People sometimes email me questions about publishing. How to get a book contract, how to find an agent, how to publish a bestseller, how to get a job as an editorial assistant. Happily, the internet is a rich source of such information, much of it penned by smarter, better, and more experienced folks than yours truly. Here are some of my favorite, most-cited articles and resources for information about publishing.
Writing and Publishing: The Big Picture
Seth Godin's Advice for Authors. Seth knows more about how ideas spread than anyone I know. His advice to authors about building a permission asset can be tough to hear, but worthwhile for aspiring authors.
5 Tips for Writing a Memoir by Will Boast. From Publishers Weekly, solid advice.
How Do You Know If It's a Book? Kamy Wicoff of SheWrites interviews author Valerie Boyd, agent Erin Hosier, and former Seal Books publisher Brooke Warner about how to figure out whether your great idea is book-worthy--or not.
Valuable to Others, or Only To You? by Derek Sivers. The title says it all.
Disrupting How Bestsellers Are Made. Portfolio author Ryan Holiday's exhaustive case study of how his book Growth Hacker Marketing came to be. This is definitely one of the craziest publishing experiments I've ever been a part of.
So You Wanna Be a Book Editor
Read Michael Szczerban’s interview in Poets & Writers with Jordan Pavlin. Read Michael’s interview with Amy Einhorn. Then read all the other interviews at P&W. You will notice some common themes.
I talked to Todd Henry over at The Accidental Creative about what my job is actually like most days. Take a listen here.
Writing: Technique, Skills, Style
The Pleasure and Perils of the Passive by Constance Hale Advanced usage lessons in use of the passive voice.
V.S. Naipaul's Advice to Writers. Aimed at beginners, but good for all levels.
Much ink/many pixels have been spilled about the hazards of dangling participles, but this blog post by Mark Damen has some funny examples. (After being whipped fiercely, the cook boiled the egg.)
Editing and Being Edited
The Four Stages of Editing. What's the difference between a line edit, a copyedit, a developmental edit, and a proofread? Literary agent Jessica Alvarez spells it all out.
Ten Commandments of Editing Someone's Work by Nathan Bransford Former literary agent Nathan Bransford's blog is a treasure trove of information for authors, particularly novelists, but I love his advice for editors, too.
Other resources
Want to run your writing past a robot before you try a real, impatient, unsympathetic human? The Writer's Diet is a free web-based application that will help you catch and kill the adjectives and muscle up the verbs in your work. Hemingway will help you identify jargon, passive voice, and other devices that rob your writing of clarity and verve.

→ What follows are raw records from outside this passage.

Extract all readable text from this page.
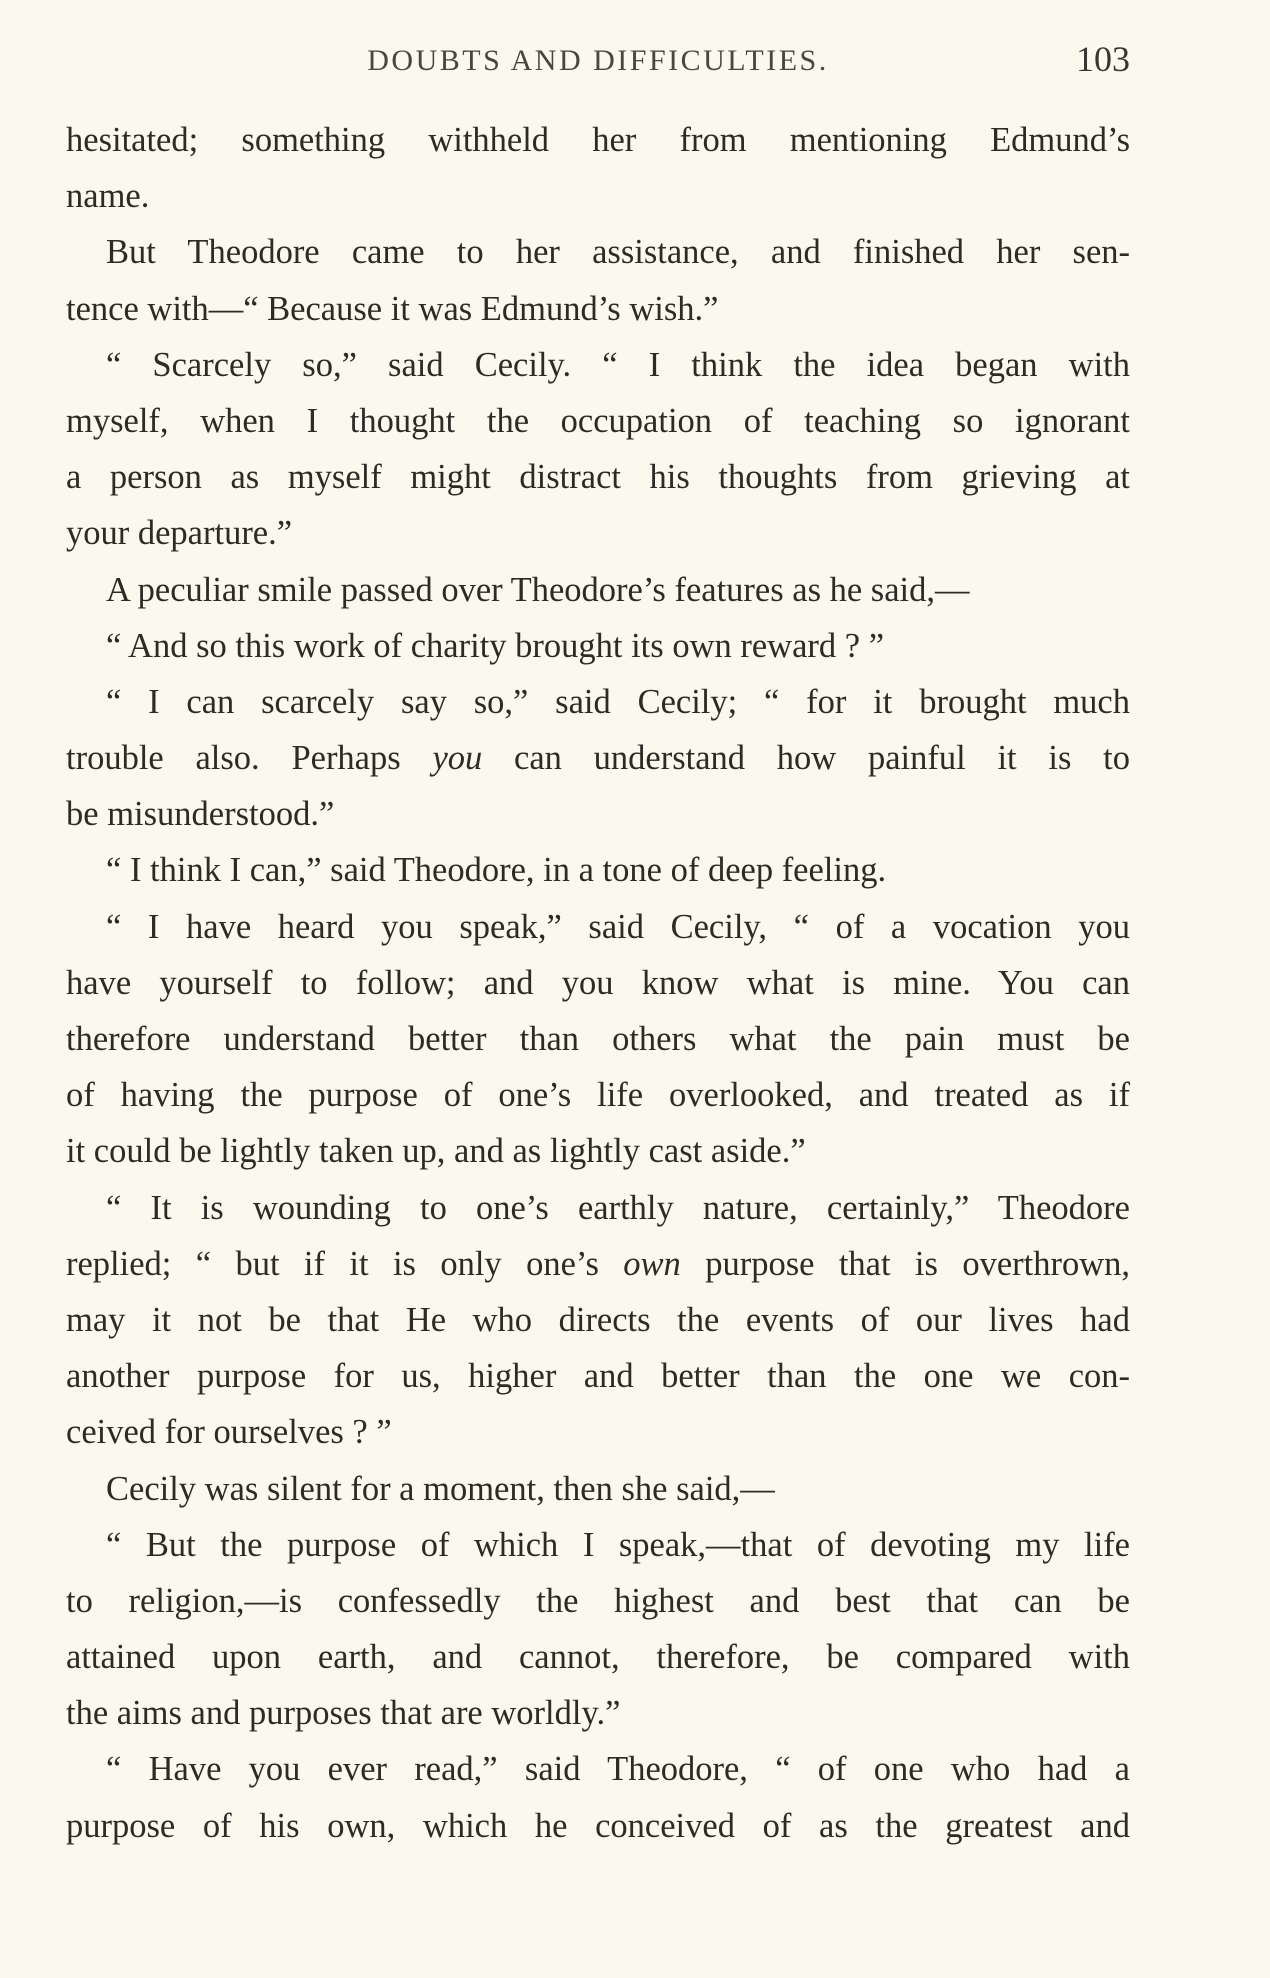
DOUBTS AND DIFFICULTIES.	103
hesitated; something withheld her from mentioning Edmund’s
name.
But Theodore came to her assistance, and finished her sen-
tence with—“ Because it was Edmund’s wish.”
“ Scarcely so,” said Cecily. “ I think the idea began with
myself, when I thought the occupation of teaching so ignorant
a person as myself might distract his thoughts from grieving at
your departure.”
A peculiar smile passed over Theodore’s features as he said,—
“ And so this work of charity brought its own reward ? ”
“ I can scarcely say so,” said Cecily; “ for it brought much
trouble also. Perhaps you can understand how painful it is to
be misunderstood.”
“ I think I can,” said Theodore, in a tone of deep feeling.
“ I have heard you speak,” said Cecily, “ of a vocation you
have yourself to follow; and you know what is mine. You can
therefore understand better than others what the pain must be
of having the purpose of one’s life overlooked, and treated as if
it could be lightly taken up, and as lightly cast aside.”
“ It is wounding to one’s earthly nature, certainly,” Theodore
replied; “ but if it is only one’s own purpose that is overthrown,
may it not be that He who directs the events of our lives had
another purpose for us, higher and better than the one we con-
ceived for ourselves ? ”
Cecily was silent for a moment, then she said,—
“ But the purpose of which I speak,—that of devoting my life
to religion,—is confessedly the highest and best that can be
attained upon earth, and cannot, therefore, be compared with
the aims and purposes that are worldly.”
“ Have you ever read,” said Theodore, “ of one who had a
purpose of his own, which he conceived of as the greatest and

Want to find an agent? For the price of one Seamless meal a month ($25 as of this writing) PublishersMarketplace gives you access to a database of every editor, every agent, every merger, and (almost) every deal that occurs in the mainstream publishing world. If you want to be an agent, author, editor, or other type of publishing professional, it's worth every penny. I have subscribed to Publishers Marketplace without break for the past twelve years and I've never gone a day without checking it once. (OK, maybe on my wedding day.) (Probably.)
Want to start publishing articles in popular blogs and magazines? Or find a job in publishing, TV, blogging, or magazines? Check out Mediabistro. Aspiring journalists, authors, and editors can access things like their industry blogs and job database for free, but members get access to their archive of Pitches that Worked--worth the price if you land even one paid writing assignment in a national magazine.